Du temps qu’il était professeur, avec sa collègue d’arts plastiques, Emme avait monté dans son établissement une exposition sur l’aquarelliste. À partir d’affiches prêtées par Jean, d’agrandissements d’aquarelles tirées de son LILLES FOLIES, élèves et collègues avaient découvert les influences (PIRANESE et EICHER), la vision onirique à partir des angles de prise de vue démultipliés, des perspectives et des couleurs. Tout un Lille disparu de la Porte d’eau au canal de la Basse Deûle aujourd’hui tristounette avenue du Peuple Belge, avait surgi. Jean, mémoire colorée de la cité et appel à résurrection. Les professeurs avaient attendu la validation de leur travail avec l’émoi ressenti d’ordinaire pour une inspection. Jean l’exigeant leur avait donné quittus, rencontré la communauté éducative et posé pour un bel article dans La Voix du Nord. Allélujah !

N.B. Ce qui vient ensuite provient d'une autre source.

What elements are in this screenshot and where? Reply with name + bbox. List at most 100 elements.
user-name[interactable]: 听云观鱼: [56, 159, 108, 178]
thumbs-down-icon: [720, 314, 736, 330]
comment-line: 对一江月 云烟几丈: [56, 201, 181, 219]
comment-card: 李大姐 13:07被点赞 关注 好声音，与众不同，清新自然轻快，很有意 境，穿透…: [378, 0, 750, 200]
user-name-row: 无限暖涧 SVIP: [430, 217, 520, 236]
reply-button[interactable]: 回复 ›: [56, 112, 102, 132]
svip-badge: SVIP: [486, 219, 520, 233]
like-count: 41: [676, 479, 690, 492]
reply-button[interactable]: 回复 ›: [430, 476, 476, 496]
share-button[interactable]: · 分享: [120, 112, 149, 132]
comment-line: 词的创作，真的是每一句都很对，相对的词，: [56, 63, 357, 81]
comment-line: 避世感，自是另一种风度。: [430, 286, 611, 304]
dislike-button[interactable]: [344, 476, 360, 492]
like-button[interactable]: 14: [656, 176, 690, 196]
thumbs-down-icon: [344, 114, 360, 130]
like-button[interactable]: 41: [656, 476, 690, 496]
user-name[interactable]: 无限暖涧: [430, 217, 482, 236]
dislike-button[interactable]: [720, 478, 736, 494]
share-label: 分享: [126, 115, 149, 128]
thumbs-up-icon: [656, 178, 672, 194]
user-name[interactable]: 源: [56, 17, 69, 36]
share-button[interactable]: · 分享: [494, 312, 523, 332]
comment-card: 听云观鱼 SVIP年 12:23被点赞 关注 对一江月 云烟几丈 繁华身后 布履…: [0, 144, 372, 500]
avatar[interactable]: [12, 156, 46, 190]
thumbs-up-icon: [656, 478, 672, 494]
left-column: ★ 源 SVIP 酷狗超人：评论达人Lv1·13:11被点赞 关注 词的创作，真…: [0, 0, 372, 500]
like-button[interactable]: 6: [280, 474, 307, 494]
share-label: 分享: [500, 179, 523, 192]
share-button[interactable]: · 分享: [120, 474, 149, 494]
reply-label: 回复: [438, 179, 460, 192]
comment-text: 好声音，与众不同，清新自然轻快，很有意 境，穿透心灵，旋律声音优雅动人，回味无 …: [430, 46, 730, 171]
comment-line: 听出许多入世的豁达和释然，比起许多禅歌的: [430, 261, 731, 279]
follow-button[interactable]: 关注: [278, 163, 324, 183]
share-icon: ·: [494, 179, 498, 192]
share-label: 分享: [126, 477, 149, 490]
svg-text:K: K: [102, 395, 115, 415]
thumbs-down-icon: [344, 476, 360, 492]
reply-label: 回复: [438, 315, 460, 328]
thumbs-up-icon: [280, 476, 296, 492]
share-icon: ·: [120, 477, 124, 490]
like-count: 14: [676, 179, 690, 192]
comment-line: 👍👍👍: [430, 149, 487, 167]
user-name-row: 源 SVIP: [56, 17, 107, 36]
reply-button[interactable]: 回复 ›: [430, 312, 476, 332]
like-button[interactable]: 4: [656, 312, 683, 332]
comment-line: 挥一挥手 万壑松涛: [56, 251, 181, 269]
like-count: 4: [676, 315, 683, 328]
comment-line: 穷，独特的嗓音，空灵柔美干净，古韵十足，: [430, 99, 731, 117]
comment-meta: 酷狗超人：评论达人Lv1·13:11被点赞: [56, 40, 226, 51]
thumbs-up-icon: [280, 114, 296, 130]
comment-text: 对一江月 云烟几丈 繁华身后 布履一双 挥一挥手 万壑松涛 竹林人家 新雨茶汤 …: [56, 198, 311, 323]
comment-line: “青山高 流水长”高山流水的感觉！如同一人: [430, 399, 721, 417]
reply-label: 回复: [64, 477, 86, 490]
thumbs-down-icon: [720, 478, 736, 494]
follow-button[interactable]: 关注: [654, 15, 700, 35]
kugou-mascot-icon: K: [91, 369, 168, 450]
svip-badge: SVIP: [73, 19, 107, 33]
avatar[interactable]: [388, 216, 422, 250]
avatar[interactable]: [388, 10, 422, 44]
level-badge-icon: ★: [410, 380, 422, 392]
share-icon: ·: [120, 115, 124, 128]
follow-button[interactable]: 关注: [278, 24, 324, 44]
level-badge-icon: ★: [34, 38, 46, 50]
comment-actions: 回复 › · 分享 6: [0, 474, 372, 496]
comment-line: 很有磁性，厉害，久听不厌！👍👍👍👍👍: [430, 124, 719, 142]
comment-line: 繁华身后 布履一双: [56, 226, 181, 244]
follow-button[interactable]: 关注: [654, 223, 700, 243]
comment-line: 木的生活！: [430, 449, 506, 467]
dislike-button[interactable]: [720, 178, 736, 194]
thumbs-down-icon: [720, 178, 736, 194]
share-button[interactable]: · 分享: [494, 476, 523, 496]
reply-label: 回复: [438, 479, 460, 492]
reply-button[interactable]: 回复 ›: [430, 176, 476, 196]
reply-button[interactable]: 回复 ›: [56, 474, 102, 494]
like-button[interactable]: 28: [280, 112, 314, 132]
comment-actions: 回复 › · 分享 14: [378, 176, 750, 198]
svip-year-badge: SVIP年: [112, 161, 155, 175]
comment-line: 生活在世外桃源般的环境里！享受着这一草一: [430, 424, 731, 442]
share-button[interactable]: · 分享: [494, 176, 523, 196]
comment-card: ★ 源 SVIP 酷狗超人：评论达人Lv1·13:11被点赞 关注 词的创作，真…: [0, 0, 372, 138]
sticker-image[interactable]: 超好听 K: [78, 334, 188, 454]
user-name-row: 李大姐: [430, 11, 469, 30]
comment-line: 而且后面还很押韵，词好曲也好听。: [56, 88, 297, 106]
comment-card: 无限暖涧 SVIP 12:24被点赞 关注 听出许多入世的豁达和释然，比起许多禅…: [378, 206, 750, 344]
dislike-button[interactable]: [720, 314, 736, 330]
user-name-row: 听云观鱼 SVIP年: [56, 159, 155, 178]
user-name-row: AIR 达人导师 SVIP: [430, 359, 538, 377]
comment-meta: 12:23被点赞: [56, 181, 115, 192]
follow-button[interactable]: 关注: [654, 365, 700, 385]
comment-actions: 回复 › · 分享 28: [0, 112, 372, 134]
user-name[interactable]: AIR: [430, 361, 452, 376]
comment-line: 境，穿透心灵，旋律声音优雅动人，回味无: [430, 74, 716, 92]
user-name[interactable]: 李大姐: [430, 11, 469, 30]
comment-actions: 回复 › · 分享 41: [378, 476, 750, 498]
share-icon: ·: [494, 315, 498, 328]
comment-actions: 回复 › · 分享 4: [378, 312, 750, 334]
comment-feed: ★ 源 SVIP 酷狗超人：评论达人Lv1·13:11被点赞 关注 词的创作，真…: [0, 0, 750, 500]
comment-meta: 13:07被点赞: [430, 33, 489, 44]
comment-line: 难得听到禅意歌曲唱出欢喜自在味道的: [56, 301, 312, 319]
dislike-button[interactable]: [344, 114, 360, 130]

Il n’aimerait sans doute pas le point de vue pris par cete chronique, le PATTOU, mais rendre hommage c’est prendre le risque de déplaire, de s’écarter de ce que furent les attentes, de ne pas chercher à tout prix concordance, validation, surtout pas bénédiction. Dans l’écriture comme dans l’amour, le dernier mot appartient au vivant ! Emme s’est toujours amusé de l’homonymie, sans jamais piper mot à l’aquarelliste, avec «patou» ce maousse chien des Pyrénnées. Queue longue et touffue, robe blanche, obstiné, il est prisé pour se montrer protecteur avec les siens et inspirant la crainte aux étrangers, capable de mettre en déroute vilains loups et redoutables ours. Jean s’était frotté souvent aux prédateurs.
Local et universel, disponible dans la proximité et éternel voyageur en partance pour l’ailleurs proche ou lointain, lucide et otpimiste raisonnable, Jean PATTOU, l’échelle d’un Géant.